With a $3 billion investment in the Australian mining industry, HESTA engaged with 19 mining companies in its portfolio, expressing its concerns and seeking to understand how they manage workplace sexual harassment.

The report, Engagement and Insight Report into Workplace Sexual Harassment in the Australian Mining Sector, encourages mining companies to adopt six insights and key actions to address the issue.

The insights outlined in the report are as follows:

  1. Boards can signal intention from the top and have a responsibility to embed comprehensive oversight
  2. Having a safety strategy that addresses known risk factors can be key to proactive management of workplace sexual harassment
  3. Integrating a gender lens into the design of physical spaces may contribute to prevention
  4. Having an inclusive culture is key to preventing workplace sexual harassment
  5. Gender diversity in leadership can promote a respectful workforce culture and be a useful tool in tackling inappropriate workplace behaviour
  6. Improved measurement and reporting can facilitate transparency and promote a continuous improvement approach

Gender inequality is a significant driver of workplace sexual harassment in the Australian mining sector, where women comprise only a fifth of workers.

The report encourages mining companies to have a safety strategy that addresses known risk factors and integrate a gender lens into the design of physical spaces.

HESTA also encourages greater transparency and reporting from Australian mining companies to ensure investors have adequate information to assess risk, controls, and governance oversight.

Around 80 per cent of HESTA’s more than one million members are women. CEO of HESTA, Debby Blakey, said workplace sexual harassment was unacceptable.

HESTA CEO Debby Blakey

HESTA CEO, Debby Blakey. Image credit: HESTA

“At HESTA, we want to invest in companies that facilitate the equal participation of women and create cultures that fully harness the value of women, as we know that gender-diverse companies perform better across a range of metrics,” Ms Blakey said.

“Sexual harassment can create legal and financial risks, affect employee wellbeing and productivity, and damage a company’s reputation and social licence to operate – negatively impacting HESTA members’ retirement savings.”

While some mining companies are more progressed than others, Ms Blakey said that all those HESTA spoke to have initiated some level of activity or interventions to address workplace sexual harassment.

“Greater diversity strengthens our workplaces – and a greater representation of women in the Australian mining sector, especially in leadership roles, will benefit everyone,” Ms Blakey said.

“HESTA acknowledges that cultural and systemic change can take time, but our members expect momentum towards workplace gender equality.

“Our engagement with the mining sector contributes to outcomes that we believe are in members’ best financial interests.”

HESTA will seek future engagement with Australian mining companies to gauge how this issue is tackled.

This engagement with mining companies follows a similar approach undertaken with the sector concerning the protection of cultural heritage after the destruction at Juukan Gorge.

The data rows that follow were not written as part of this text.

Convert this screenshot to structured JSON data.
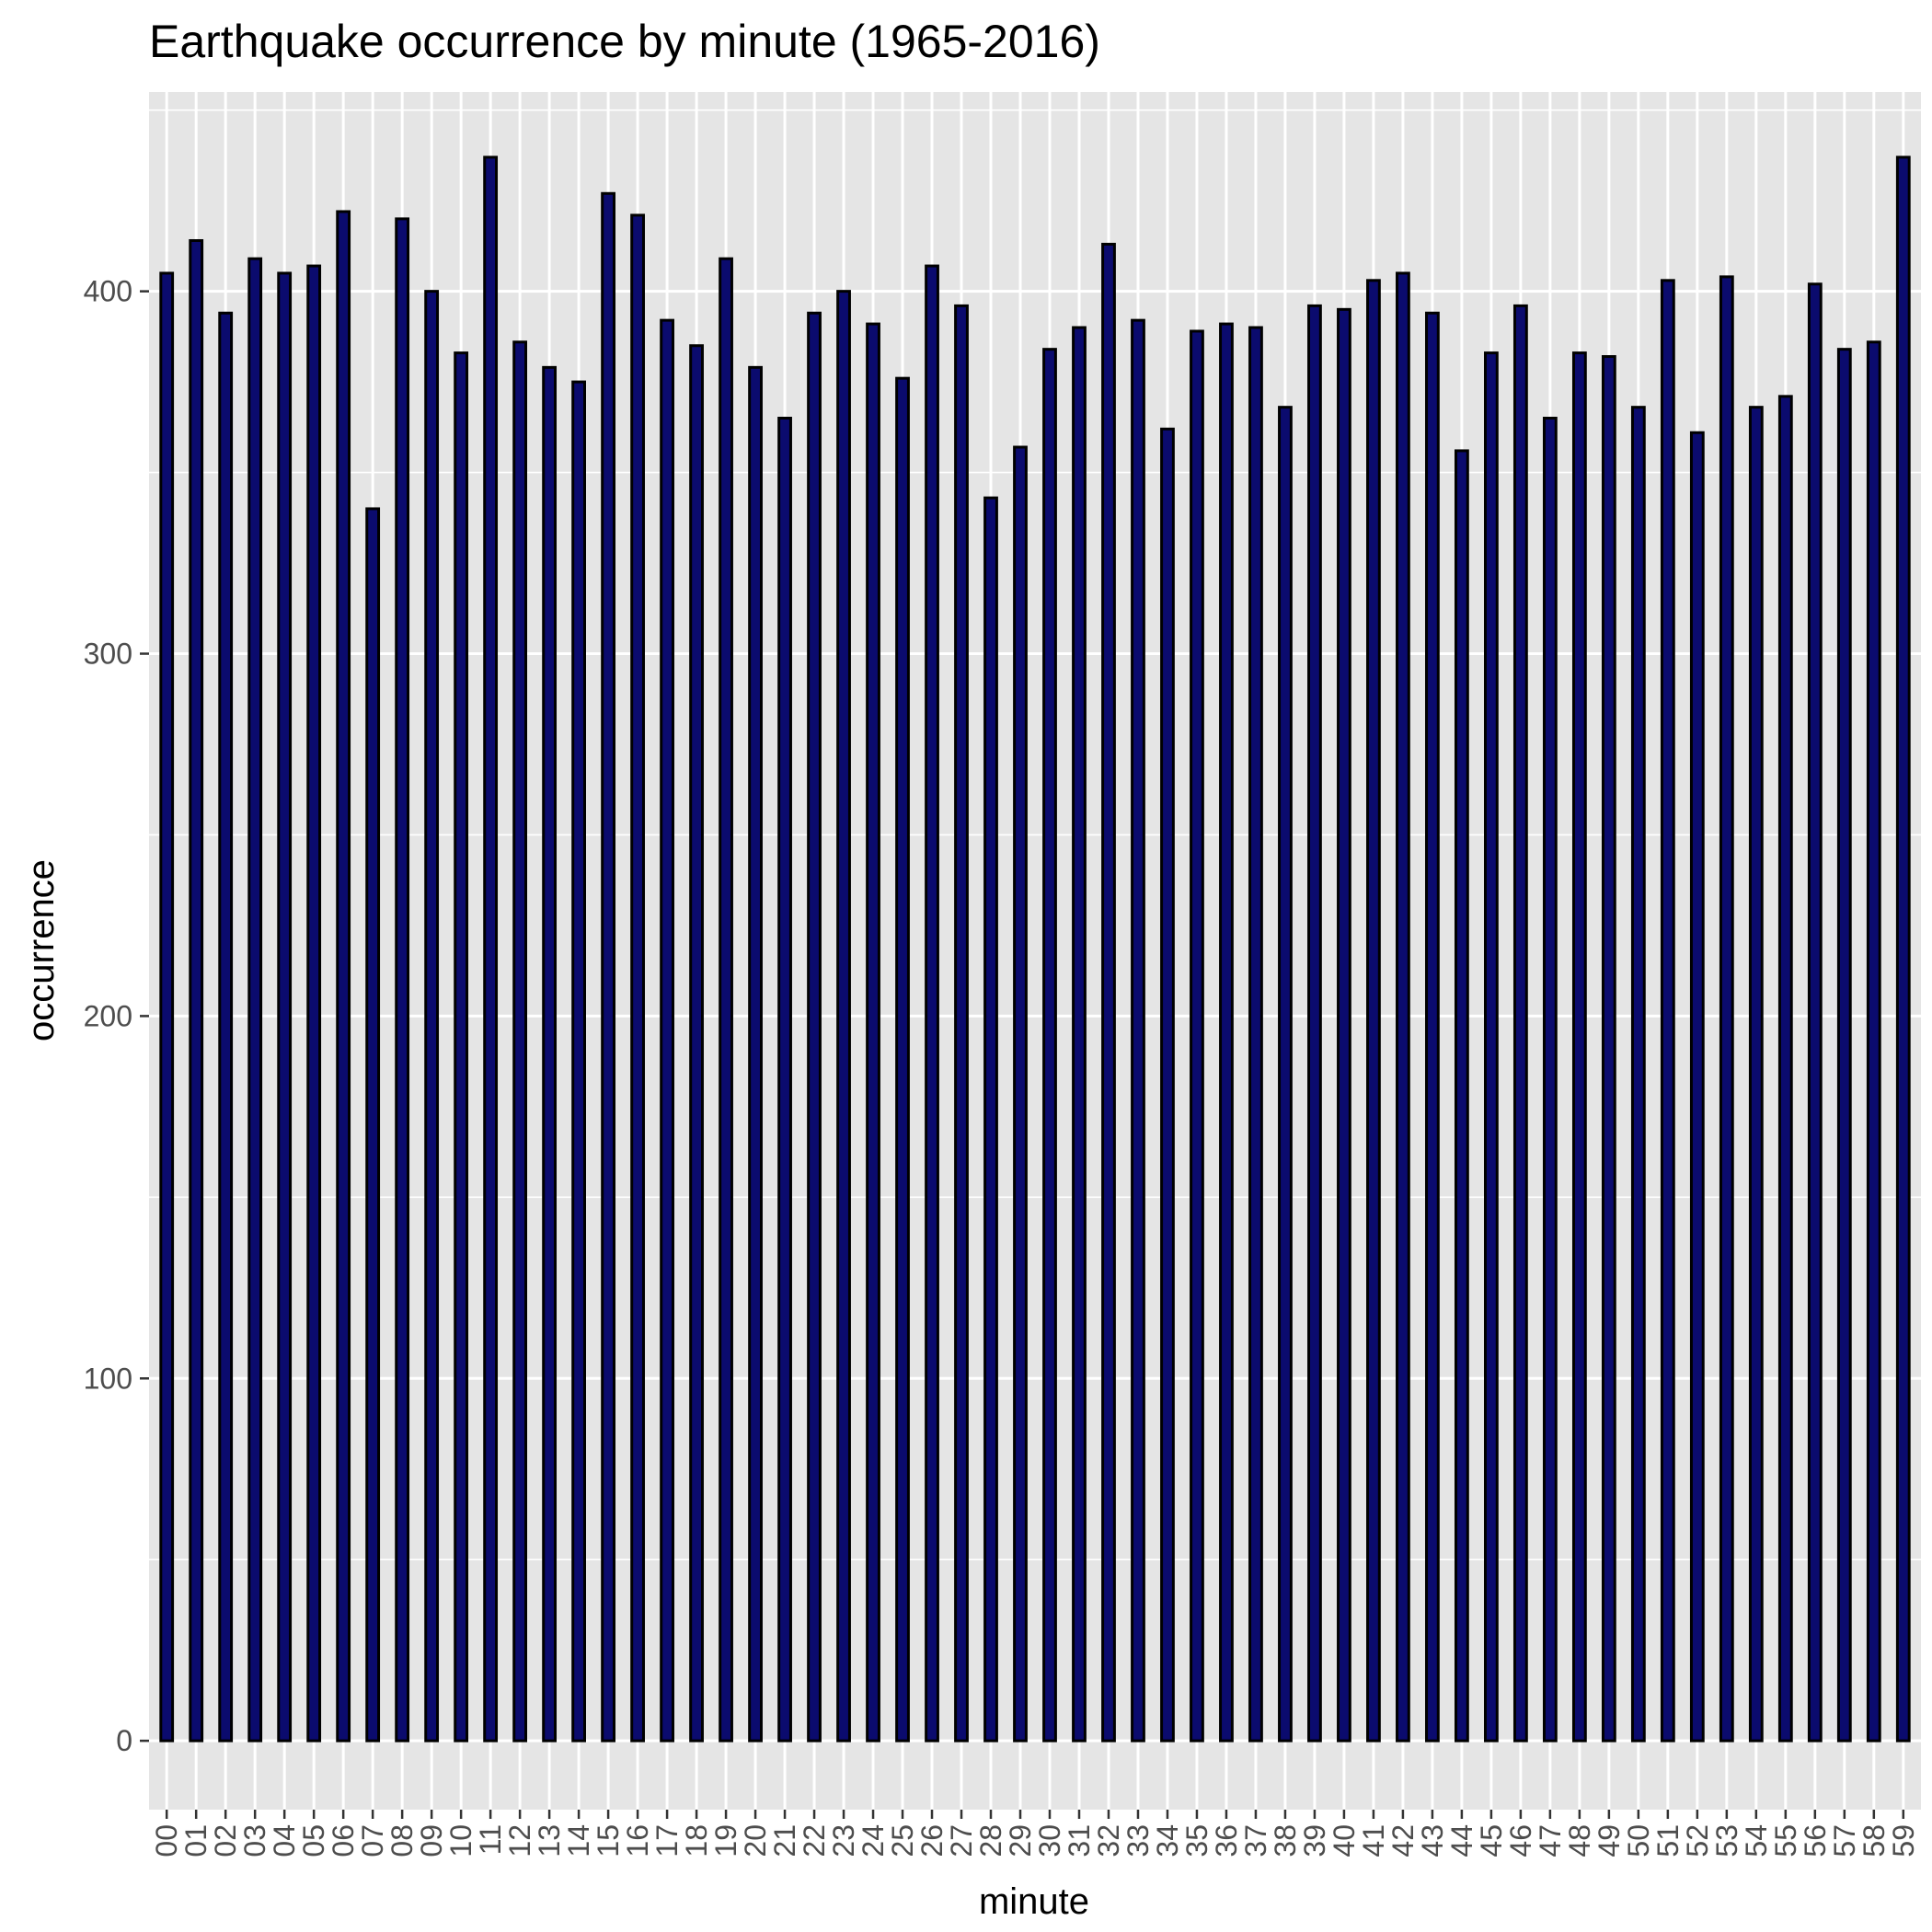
{
  "chart_data": {
    "type": "bar",
    "title": "Earthquake occurrence by minute (1965-2016)",
    "xlabel": "minute",
    "ylabel": "occurrence",
    "categories": [
      "00",
      "01",
      "02",
      "03",
      "04",
      "05",
      "06",
      "07",
      "08",
      "09",
      "10",
      "11",
      "12",
      "13",
      "14",
      "15",
      "16",
      "17",
      "18",
      "19",
      "20",
      "21",
      "22",
      "23",
      "24",
      "25",
      "26",
      "27",
      "28",
      "29",
      "30",
      "31",
      "32",
      "33",
      "34",
      "35",
      "36",
      "37",
      "38",
      "39",
      "40",
      "41",
      "42",
      "43",
      "44",
      "45",
      "46",
      "47",
      "48",
      "49",
      "50",
      "51",
      "52",
      "53",
      "54",
      "55",
      "56",
      "57",
      "58",
      "59"
    ],
    "values": [
      405,
      414,
      394,
      409,
      405,
      407,
      422,
      340,
      420,
      400,
      383,
      437,
      386,
      379,
      375,
      427,
      421,
      392,
      385,
      409,
      379,
      365,
      394,
      400,
      391,
      376,
      407,
      396,
      343,
      357,
      384,
      390,
      413,
      392,
      362,
      389,
      391,
      390,
      368,
      396,
      395,
      403,
      405,
      394,
      356,
      383,
      396,
      365,
      383,
      382,
      368,
      403,
      361,
      404,
      368,
      371,
      402,
      384,
      386,
      437
    ],
    "y_ticks": [
      0,
      100,
      200,
      300,
      400
    ],
    "ylim": [
      -19,
      455
    ],
    "grid": true,
    "legend": "none",
    "colors": {
      "panel_background": "#e5e5e5",
      "grid_line": "#ffffff",
      "bar_fill": "#0b0b6e",
      "bar_outline": "#000000",
      "tick_label": "#4d4d4d",
      "text": "#000000"
    }
  }
}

HESTA identified that protecting cultural heritage and respecting relationships with traditional owners were a potential systemic risk across the mining sector.The superannuation fund then engaged with relevant investee companies and developed an insights report it shared, providing a snapshot of current approaches, identifying gaps, and highlighting good practice examples. 

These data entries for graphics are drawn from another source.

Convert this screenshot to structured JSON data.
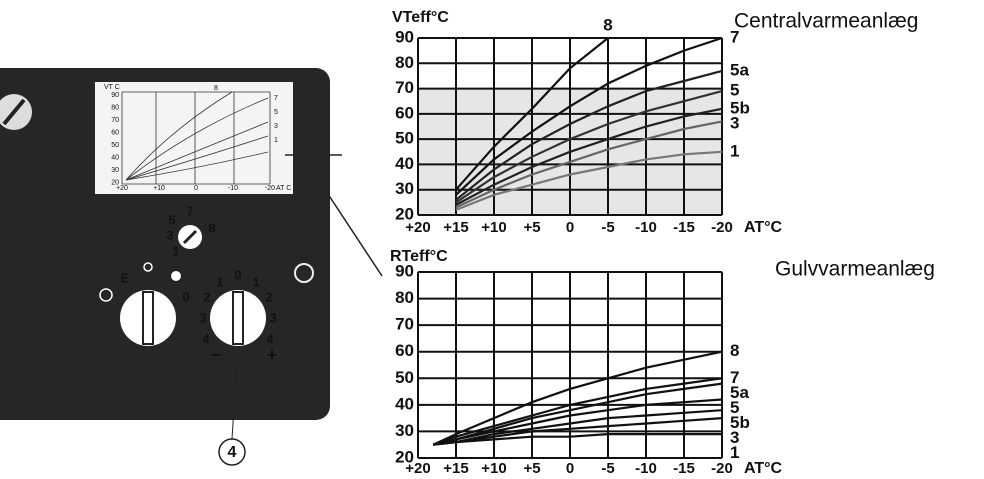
{
  "chart_data": [
    {
      "type": "line",
      "title": "Centralvarmeanlæg",
      "ylabel": "VTeff°C",
      "xlabel": "AT°C",
      "x": [
        18,
        15,
        10,
        5,
        0,
        -5,
        -10,
        -15,
        -20
      ],
      "xlim": [
        20,
        -20
      ],
      "xticks": [
        {
          "value": 20,
          "label": "+20"
        },
        {
          "value": 15,
          "label": "+15"
        },
        {
          "value": 10,
          "label": "+10"
        },
        {
          "value": 5,
          "label": "+5"
        },
        0,
        -5,
        -10,
        -15,
        -20
      ],
      "ylim": [
        20,
        90
      ],
      "yticks": [
        20,
        30,
        40,
        50,
        60,
        70,
        80,
        90
      ],
      "grid": true,
      "series": [
        {
          "name": "8",
          "color": "#111",
          "values": [
            null,
            30,
            47,
            62,
            78,
            90,
            null,
            null,
            null
          ]
        },
        {
          "name": "7",
          "color": "#111",
          "values": [
            null,
            28,
            42,
            53,
            63,
            72,
            79,
            85,
            90
          ]
        },
        {
          "name": "5a",
          "color": "#222",
          "values": [
            null,
            26,
            38,
            48,
            56,
            63,
            69,
            73,
            77
          ]
        },
        {
          "name": "5",
          "color": "#333",
          "values": [
            null,
            25,
            35,
            43,
            50,
            56,
            61,
            65,
            69
          ]
        },
        {
          "name": "5b",
          "color": "#222",
          "values": [
            null,
            24,
            32,
            39,
            45,
            50,
            55,
            59,
            62
          ]
        },
        {
          "name": "3",
          "color": "#666",
          "values": [
            null,
            23,
            30,
            36,
            41,
            46,
            50,
            54,
            57
          ]
        },
        {
          "name": "1",
          "color": "#777",
          "values": [
            null,
            22,
            28,
            32,
            36,
            39,
            42,
            44,
            45
          ]
        }
      ]
    },
    {
      "type": "line",
      "title": "Gulvvarmeanlæg",
      "ylabel": "RTeff°C",
      "xlabel": "AT°C",
      "x": [
        18,
        15,
        10,
        5,
        0,
        -5,
        -10,
        -15,
        -20
      ],
      "xlim": [
        20,
        -20
      ],
      "xticks": [
        {
          "value": 20,
          "label": "+20"
        },
        {
          "value": 15,
          "label": "+15"
        },
        {
          "value": 10,
          "label": "+10"
        },
        {
          "value": 5,
          "label": "+5"
        },
        0,
        -5,
        -10,
        -15,
        -20
      ],
      "ylim": [
        20,
        90
      ],
      "yticks": [
        20,
        30,
        40,
        50,
        60,
        70,
        80,
        90
      ],
      "grid": true,
      "series": [
        {
          "name": "8",
          "color": "#111",
          "values": [
            25,
            29,
            35,
            41,
            46,
            50,
            54,
            57,
            60
          ]
        },
        {
          "name": "7",
          "color": "#111",
          "values": [
            25,
            28,
            32,
            36,
            40,
            43,
            46,
            48,
            50
          ]
        },
        {
          "name": "5a",
          "color": "#111",
          "values": [
            25,
            27,
            31,
            35,
            38,
            41,
            44,
            46,
            48
          ]
        },
        {
          "name": "5",
          "color": "#111",
          "values": [
            25,
            27,
            30,
            33,
            36,
            38,
            40,
            41,
            42
          ]
        },
        {
          "name": "5b",
          "color": "#111",
          "values": [
            25,
            26,
            29,
            31,
            33,
            35,
            36,
            37,
            38
          ]
        },
        {
          "name": "3",
          "color": "#111",
          "values": [
            25,
            26,
            28,
            30,
            31,
            32,
            33,
            34,
            35
          ]
        },
        {
          "name": "1",
          "color": "#111",
          "values": [
            25,
            26,
            27,
            28,
            28,
            29,
            29,
            29,
            29
          ]
        }
      ]
    }
  ],
  "panel": {
    "mini_chart": {
      "ylabel": "VT C",
      "xlabel": "AT C",
      "curve": "8",
      "yticks": [
        "90",
        "80",
        "70",
        "60",
        "50",
        "40",
        "30",
        "20"
      ],
      "xticks": [
        "+20",
        "+10",
        "0",
        "-10",
        "-20"
      ],
      "series": [
        "7",
        "5",
        "3",
        "1"
      ]
    },
    "small_dial": [
      "7",
      "5",
      "3",
      "1",
      "8"
    ],
    "left_dial": [
      "E",
      "0"
    ],
    "right_dial": [
      "4",
      "3",
      "2",
      "1",
      "0",
      "1",
      "2",
      "3",
      "4"
    ],
    "signs": [
      "−",
      "+"
    ],
    "callout": "4"
  }
}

HESTA subsequently helped create a set of investor standards to assist investors in identifying potential risks and effectively use engagement to better understand a company’s management and oversight of cultural heritage protection.

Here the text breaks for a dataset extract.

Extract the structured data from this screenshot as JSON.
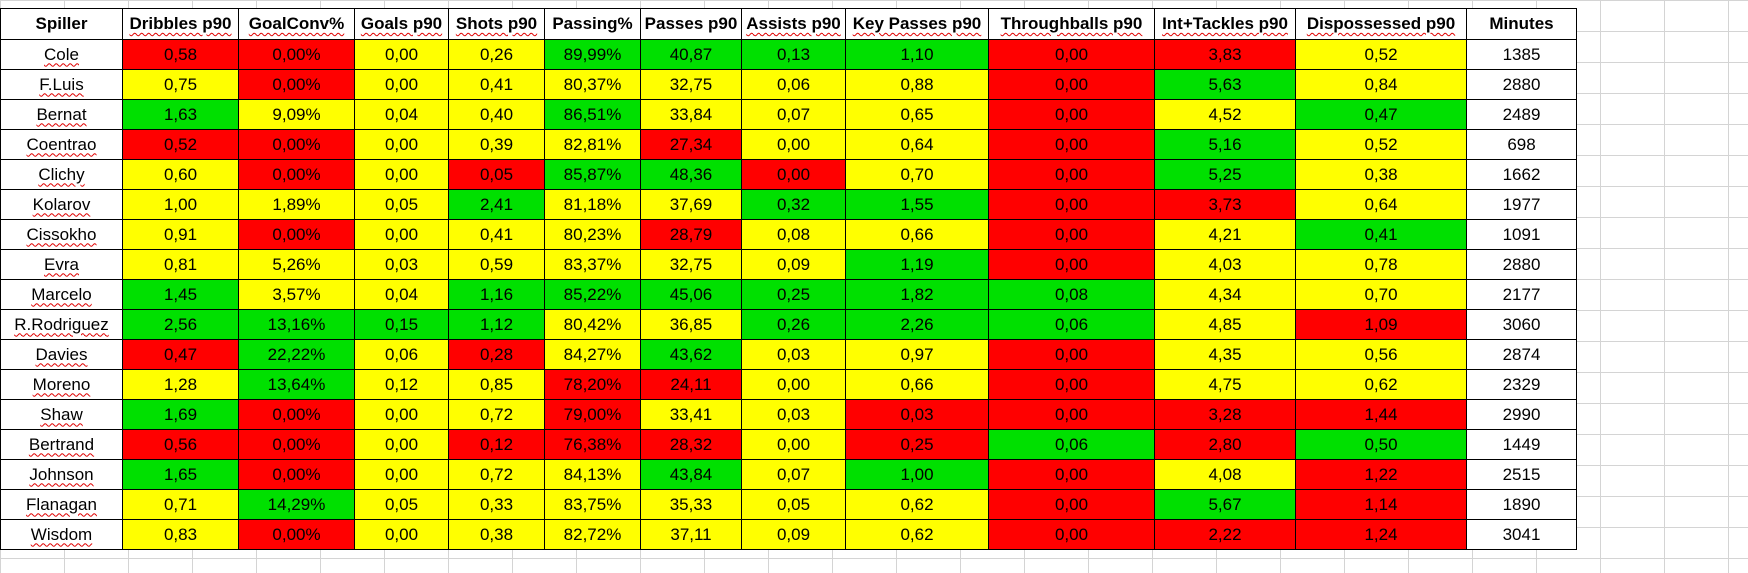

“This active ownership approach is an excellent example of how HESTA constructively engages across a sector to help drive change that can help mitigate systemic risk that may empact our members’ investments,” Ms Blakey said.

“The added advantage of this approach is that it provides a broader sector-wide perspective to the Boards and senior management of these companies, as well as also helping other investors to understand where potential risks may lie.”

Several companies within the Australian mining sector have become signatories to 40:40 Vision, an investor-led initiative that seeks to achieve gender balance in executive teams of ASX 300 companies by 2030.